2. You must conduct a hazard analysis to determine whether there are food safety hazards that are reasonably likely to occur and have a HACCP plan that at a minimum lists the critical control points, to comply with 21 CFR 123.6(b) as a point, step, or procedure in a food process at which control can be applied and the food safety hazard can as a result be prevented, eliminated, or reduced to acceptable levels. However your firm’s HACCP plans that include canned crab, smoked salmon, and ahi tuna titled Raw - Ready-to-Cook, (R-RTC), Ready-to- Eat, (RTE), and Cooked, Ready-to-Eat, (C-RTE) do not list the critical control points of thawing the frozen canned crab, frozen blocks of ahi tuna and frozen vacuum packaged smoked salmon for controlling the food safety hazards of pathogenic bacteria growth and toxin formation.
We may take further action if you do not promptly correct these violations. For instance, we may take further action to seize your products and/or enjoin your firm from operating.
You should respond in writing within fifteen (15) working days from your receipt of this letter. Your response should outline the specific things that you are doing to correct these violations. You may wish to include in your response documentation such as HACCP and verification records, or other useful information that would assist us in evaluating your corrections. If you cannot complete all corrections before you respond, you should explain the reason for your delay and stated when you will correct any remaining violations.

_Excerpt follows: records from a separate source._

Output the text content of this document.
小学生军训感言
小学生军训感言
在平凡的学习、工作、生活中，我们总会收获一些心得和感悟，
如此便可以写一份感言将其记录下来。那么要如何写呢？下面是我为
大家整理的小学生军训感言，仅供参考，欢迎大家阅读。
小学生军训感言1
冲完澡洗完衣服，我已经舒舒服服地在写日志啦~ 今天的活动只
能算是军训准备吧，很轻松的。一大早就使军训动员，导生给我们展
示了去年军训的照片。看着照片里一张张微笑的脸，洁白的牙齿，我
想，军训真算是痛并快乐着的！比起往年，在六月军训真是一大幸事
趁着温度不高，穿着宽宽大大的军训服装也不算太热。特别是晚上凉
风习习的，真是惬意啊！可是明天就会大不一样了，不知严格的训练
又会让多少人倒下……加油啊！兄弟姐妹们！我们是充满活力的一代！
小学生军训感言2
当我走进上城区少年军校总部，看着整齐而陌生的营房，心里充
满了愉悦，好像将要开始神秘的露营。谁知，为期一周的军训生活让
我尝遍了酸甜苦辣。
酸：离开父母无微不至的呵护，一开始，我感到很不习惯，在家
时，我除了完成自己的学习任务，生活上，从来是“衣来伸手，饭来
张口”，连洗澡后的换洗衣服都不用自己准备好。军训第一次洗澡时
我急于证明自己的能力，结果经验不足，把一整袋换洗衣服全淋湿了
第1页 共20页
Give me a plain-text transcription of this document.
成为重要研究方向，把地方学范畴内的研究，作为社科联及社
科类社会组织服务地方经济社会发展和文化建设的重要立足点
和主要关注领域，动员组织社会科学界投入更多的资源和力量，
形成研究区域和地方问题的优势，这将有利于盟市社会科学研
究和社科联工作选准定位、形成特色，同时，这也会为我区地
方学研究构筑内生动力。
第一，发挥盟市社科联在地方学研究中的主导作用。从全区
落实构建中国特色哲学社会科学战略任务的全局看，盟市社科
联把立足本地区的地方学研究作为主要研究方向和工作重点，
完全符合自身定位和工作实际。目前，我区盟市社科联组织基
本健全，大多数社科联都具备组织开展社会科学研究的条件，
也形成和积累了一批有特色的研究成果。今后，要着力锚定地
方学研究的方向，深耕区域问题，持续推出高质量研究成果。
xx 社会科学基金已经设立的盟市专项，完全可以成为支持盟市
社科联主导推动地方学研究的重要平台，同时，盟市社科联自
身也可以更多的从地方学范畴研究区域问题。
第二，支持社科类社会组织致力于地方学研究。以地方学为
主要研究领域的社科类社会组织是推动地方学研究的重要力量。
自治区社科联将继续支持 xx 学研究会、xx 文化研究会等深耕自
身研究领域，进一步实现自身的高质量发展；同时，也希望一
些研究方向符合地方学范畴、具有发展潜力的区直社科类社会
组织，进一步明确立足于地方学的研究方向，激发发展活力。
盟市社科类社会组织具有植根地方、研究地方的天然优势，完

Section 743 of the Act [21 U.S.C § 379j-31] authorizes FDA to assess and collect fees to cover FDA’s costs for certain activities, including re-inspection-related costs. A re-inspection is one or more inspections conducted subsequent to an inspection that identified a noncompliance materially related to food safety requirement of the Act, specifically to determine whether compliance has been achieved. Re-inspection related costs means all expenses, including administrative expense incurred in connection with FDA’s arranging, conducting and evaluating the results of the re-inspection assessing and collecting the re-inspection fees [21 U.S.C § 379j-31(a)(2)(B)]. The inspection noted in this letter identified noncompliance materially related to a food safety requirement of the Act. Accordingly, FDA may assess fees to cover any re-inspection-related cost.
This letter may not list all the violations at your facility. You are responsible for ensuring that your processing plant operates in compliance with the FD&C Act, and the seafood HACCP regulation (21 CFR Part 123) and Current Good Manufacturing Practice regulation, (21 CFR Part 110). You also have a responsibility to use procedures to prevent further violations of the Act and all applicable regulations.
Please send your reply to the Food and Drug Administration,
Lawton W. Lum,
Director of Compliance
1431 Harbor Bay Parkway
Alameda, CA 94502
Please reference CMS # 107332
If you have questions regarding this letter, please contact Tammy Hancock at 510-337-6737.